第69章 灶台里的铁锅与未凉的玉米香(2/2)
“周老师总说‘吃饱了才有力气读书’,”一个苍老的声音从门口传来,是村里的老支书,手里拄着根枣木拐杖,“那年头粮食金贵,他把自己的口粮省下来给娃们煮玉米,自己瘦得跟麻杆似的,刮风都怕吹倒。”
老支书接过铁锅,指尖抚过“趁热吃”三个字,突然红了眼眶:“这锅后来被我收起来了,怕被耗子啃坏。每年玉米熟了,我都来灶膛前站站,好像还能听见娃们抢玉米的笑声,听见周老师喊‘慢点吃,别烫着’。”
他从怀里掏出个布包,打开是十几颗玉米粒,金黄饱满:“这是今年的新玉米,我寻思着……给这锅填点新粮,让它也尝尝鲜。”
王小丫不知何时也来了,手里提着个竹篮,里面装着刚摘的玉米,还带着翠绿的叶子。“我来煮一锅吧,”她把玉米放进锅里,往灶膛里添了些干柴,“就按当年的法子,放把粗盐,用柴火煮,让周老师也闻闻香味。”
柴火“噼啪”地燃起来,火苗舔着锅底,映得王小丫的脸通红。她用那根缠着布条的木棍搅了搅锅里的玉米,动作熟稔得像做过千百遍——当年她总来给周明帮忙,说“你笨手笨脚的,别把锅烧漏了”,其实是想多陪他一会儿。

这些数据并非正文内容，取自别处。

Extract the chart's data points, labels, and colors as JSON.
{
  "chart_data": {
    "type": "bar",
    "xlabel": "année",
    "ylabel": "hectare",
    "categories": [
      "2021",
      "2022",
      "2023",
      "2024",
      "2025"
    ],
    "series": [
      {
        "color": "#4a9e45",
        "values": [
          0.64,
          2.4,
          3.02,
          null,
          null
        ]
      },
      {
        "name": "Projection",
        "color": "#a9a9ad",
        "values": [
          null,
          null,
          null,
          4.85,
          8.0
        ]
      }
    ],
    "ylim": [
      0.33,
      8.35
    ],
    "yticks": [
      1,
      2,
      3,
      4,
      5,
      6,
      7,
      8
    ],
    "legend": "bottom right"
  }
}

玉米的甜香混着柴火的烟味漫开来,和当年的味道一模一样。老支书往灶膛里添了把柴,说:“你看这烟,都往一个方向飘,跟当年似的,好像在给娃们引路呢。”
陈砚看着跳动的火苗,突然觉得这口铁锅从来不是普通的炊具。它煮过的不只是玉米,是周明对孩子们的疼惜,是孩子们对老师的依赖,是那个贫瘠年代里,最暖的人间烟火。那些刻在锅底的“趁热吃”,那些写在墙上的小秘密,那些啃得干干净净的玉米芯,都在说同一个故事:有些善意,像柴火一样,能在岁月里烧得很久,很久。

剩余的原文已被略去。